Dass die Besiedlung neuer Lebensräume durch den Menschen mit dem Verschwinden vieler Tierarten einherging, ist seit langem bekannt. Der Dodo auf Mauritius ist wahrscheinlich das bekannteste Sinnbild des menschengemachten Artensterbens. Direkte Verfolgung zur Ernährung oder, um Nahrungskonkurrenten aus dem Weg zu räumen, Abholzung und die Umgestaltung natürlicher Lebensräume im Sinne menschlicher Bedürfnisse – und nicht zuletzt indirekte Effekte wie das Einschleppen von Katzen, Ratten oder auch Schweinen haben eine verheerende Spur hinterlassen.

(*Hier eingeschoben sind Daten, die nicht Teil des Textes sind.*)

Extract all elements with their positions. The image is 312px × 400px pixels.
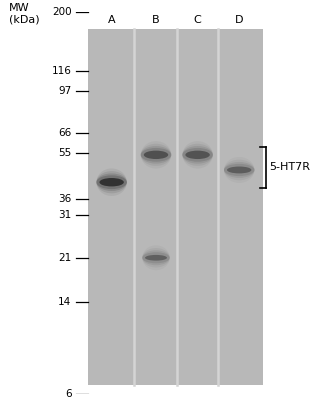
Text: 14: 14	[58, 297, 71, 307]
Ellipse shape	[142, 248, 170, 268]
Ellipse shape	[141, 144, 171, 166]
Ellipse shape	[142, 250, 170, 265]
Ellipse shape	[96, 168, 127, 196]
Ellipse shape	[96, 171, 127, 193]
Text: 21: 21	[58, 253, 71, 263]
Text: 97: 97	[58, 86, 71, 96]
Ellipse shape	[182, 146, 213, 164]
Text: MW
(kDa): MW (kDa)	[9, 3, 40, 25]
Text: 200: 200	[52, 7, 71, 17]
Text: 5-HT7R: 5-HT7R	[269, 162, 310, 172]
Text: D: D	[235, 15, 243, 25]
Ellipse shape	[141, 148, 171, 162]
Ellipse shape	[224, 162, 255, 178]
Text: 116: 116	[51, 66, 71, 76]
Text: B: B	[152, 15, 160, 25]
Ellipse shape	[144, 151, 168, 159]
Text: 6: 6	[65, 389, 71, 399]
Ellipse shape	[141, 146, 171, 164]
Ellipse shape	[224, 160, 255, 180]
Ellipse shape	[182, 144, 213, 166]
Ellipse shape	[96, 174, 127, 191]
Ellipse shape	[185, 151, 210, 159]
Ellipse shape	[100, 178, 124, 186]
Text: C: C	[194, 15, 202, 25]
Ellipse shape	[227, 166, 251, 174]
Text: 31: 31	[58, 210, 71, 220]
Text: A: A	[108, 15, 115, 25]
Ellipse shape	[224, 164, 255, 176]
Ellipse shape	[182, 148, 213, 162]
Bar	[88, 29, 263, 385]
Ellipse shape	[145, 255, 167, 261]
Text: 36: 36	[58, 194, 71, 204]
Ellipse shape	[142, 252, 170, 263]
Ellipse shape	[96, 175, 127, 189]
Text: 66: 66	[58, 128, 71, 138]
Text: 55: 55	[58, 148, 71, 158]
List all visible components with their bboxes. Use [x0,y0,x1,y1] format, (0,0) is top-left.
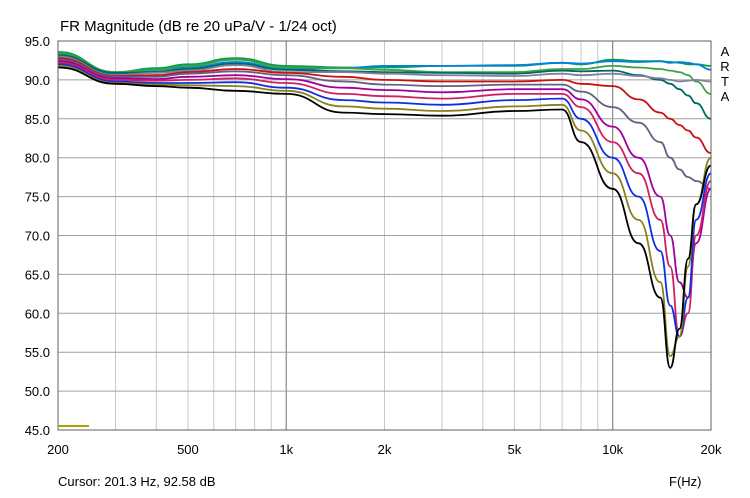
y-tick-label: 50.0 [25,384,50,399]
y-tick-label: 45.0 [25,423,50,438]
series-line [57,60,712,299]
y-tick-labels: 95.0 90.0 85.0 80.0 75.0 70.0 65.0 60.0 55.0 50.0… [25,34,50,438]
y-tick-label: 60.0 [25,306,50,321]
series-line [57,57,712,154]
y-tick-label: 90.0 [25,73,50,88]
y-tick-label: 80.0 [25,151,50,166]
series-line [57,55,712,75]
series-line [57,52,712,95]
y-tick-label: 65.0 [25,267,50,282]
brand-letter: A [721,89,730,104]
x-tick-labels: 200 500 1k 2k 5k 10k 20k [47,442,722,457]
y-tick-label: 75.0 [25,190,50,205]
series-line [57,58,712,190]
brand-letter: R [720,59,729,74]
plot-frame [57,40,712,431]
brand-letter: T [721,74,729,89]
x-tick-label: 20k [701,442,722,457]
y-tick-label: 95.0 [25,34,50,49]
y-tick-label: 70.0 [25,229,50,244]
y-tick-label: 55.0 [25,345,50,360]
series-line [57,54,712,120]
brand-letter: A [721,44,730,59]
x-tick-label: 1k [279,442,293,457]
series-line [57,66,712,369]
series-line [57,65,712,357]
series-layer [57,51,712,369]
x-tick-label: 5k [508,442,522,457]
x-tick-label: 2k [378,442,392,457]
series-line [57,55,712,83]
x-tick-label: 200 [47,442,69,457]
chart-title: FR Magnitude (dB re 20 uPa/V - 1/24 oct) [60,18,337,35]
cursor-readout: Cursor: 201.3 Hz, 92.58 dB [58,474,216,489]
y-tick-label: 85.0 [25,112,50,127]
x-tick-label: 10k [602,442,623,457]
x-tick-label: 500 [177,442,199,457]
x-axis-label: F(Hz) [669,474,702,489]
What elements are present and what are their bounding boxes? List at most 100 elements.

Eine Packung Streichhölzer mit einem bunt  gezeichneten Dodo darauf
Heute erinnern auf Mauritius nur noch Zeichnungen, wie hier auf einer Streichholzschachtel, an den ausgerotteten Dodo.

Vögel verloren ihre Flugfähigkeit und ihre Scheu

Besonders deutlich wird das auf Inseln, weil sich dort in Jahrhunderttausenden der Evolution isoliert vom Austausch mit anderen Populationen hochspezialisierte Arten in ihren jeweiligen ökologischen Nischen eingerichtet haben. Vögel verloren so ihre Flugfähigkeit, weil sie angesichts fehlender Prädatoren nicht mehr nötig war – und ihre Scheu verschwand gleich mit: Derartig schutzlos gegen die Neuankömmlinge, überlebten viele Arten nicht lange. Von der Ausrottung vieler Tierarten liegen seit gut 600 Jahren zahlreiche Zeugnisse vor. Das ist auch der Grund dafür, dass die Aussterberaten in der wissenschaftlichen Literatur erst ab diesem Zeitpunkt berechnet werden.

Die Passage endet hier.